The Ontario Superior Court of Justice has certified a class action lawsuit by investors against Manulife Financial Corp.
Trustees of the Ironworkers Ontario Pension Fund and Leonard Schwartz launched the class action against Manulife and former CEO Dominic D’Alessandro and CFO Peter Rubenovitch after Manulife’s share prices dropped in February 2009. They accuse Manulife of failing to disclose the seriousness of the company’s exposure to equity market risk over a five-year period, which resulted in its shares plummeting.
Michael Wright, of Cavalluzzo Shilton McIntyre Cornish LLP and co-counsel for the trustees, says shareholders suffered damages as a result of a “corrective disclosure” by Manulife.
Manulife’s financial statements for year-end 2008 revealed that profits had fallen by almost $3.8 billion and earnings per share had dropped to 32 cents from $2.78 one year earlier. It was also clear that Manulife had to increase its reserves by more than 10 times due to its unhedged exposure to the equity market.
As a result, Manulife’s share price dropped by almost 77 per cent by the end of the first quarter of 2009. In July 2009, Siskinds LLP launched the more than $1-billion class action.
The trustees argue that Manulife was lawfully obligated to disclose its decision not to hedge or reinsure its equity market risk to investors. They said Manulife had “bet the farm” that equity markets would continue to go up. Instead, the markets plummeted and Manulife was heavily exposed due to its risk management decisions that it had not disclosed to the market, they claim.
The defendants point to the financial crisis of 2008 for the unprecedented equity market collapse.
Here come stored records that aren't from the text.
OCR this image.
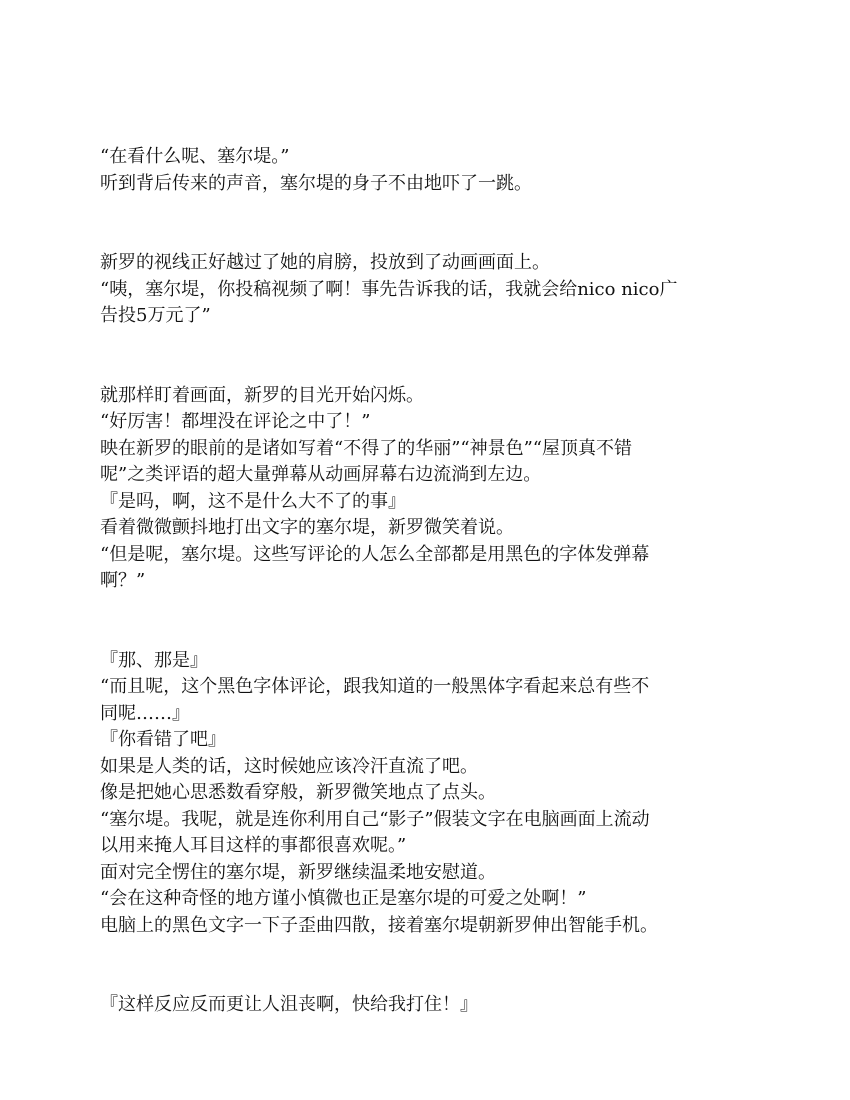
“在看什么呢、塞尔堤。”
听到背后传来的声音，塞尔堤的身子不由地吓了一跳。
新罗的视线正好越过了她的肩膀，投放到了动画画面上。
“咦，塞尔堤，你投稿视频了啊！事先告诉我的话，我就会给nico nico广
告投5万元了”
就那样盯着画面，新罗的目光开始闪烁。
“好厉害！都埋没在评论之中了！”
映在新罗的眼前的是诸如写着“不得了的华丽”“神景色”“屋顶真不错
呢”之类评语的超大量弹幕从动画屏幕右边流淌到左边。
『是吗，啊，这不是什么大不了的事』
看着微微颤抖地打出文字的塞尔堤，新罗微笑着说。
“但是呢，塞尔堤。这些写评论的人怎么全部都是用黑色的字体发弹幕
啊？”
『那、那是』
“而且呢，这个黑色字体评论，跟我知道的一般黑体字看起来总有些不
同呢……』
『你看错了吧』
如果是人类的话，这时候她应该冷汗直流了吧。
像是把她心思悉数看穿般，新罗微笑地点了点头。
“塞尔堤。我呢，就是连你利用自己“影子”假装文字在电脑画面上流动
以用来掩人耳目这样的事都很喜欢呢。”
面对完全愣住的塞尔堤，新罗继续温柔地安慰道。
“会在这种奇怪的地方谨小慎微也正是塞尔堤的可爱之处啊！”
电脑上的黑色文字一下子歪曲四散，接着塞尔堤朝新罗伸出智能手机。
『这样反应反而更让人沮丧啊，快给我打住！』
They also claim there were no misrepresentations and that Manulife disclosed everything that was required.
In certifying the class action, Justice Edward Belobaba outlined the four questions at the heart of the case:
1. Did MFC materially misrepresent the nature and extent of its exposure to the equity market or was this already known in the market?
2. Was MFC required to disclose the impact on net income of a 20 or 30 per cent equity market decline or was the 10 per cent disclosure sufficient?
3. Was the financial crisis of 2008 so unprecedented and unforeseeable that no disclosure obligations could arise therefrom?
4. Was any ‘truth revealed’ on February 12, 2009 that could reasonably be viewed as a ‘correction’ of earlier misrepresentations?
In addition, in order to obtain leave to pursue a claim of this kind under the Securities Act, you need to satisfy the court that you have a reasonable possibility of success at trial, which we were able to do, says Wright.
“I am satisfied on the material before me that the action is being brought in good faith and there is a reasonable possibility that the action will be resolved at trial in favour of the plaintiffs,” wrote Belobaba.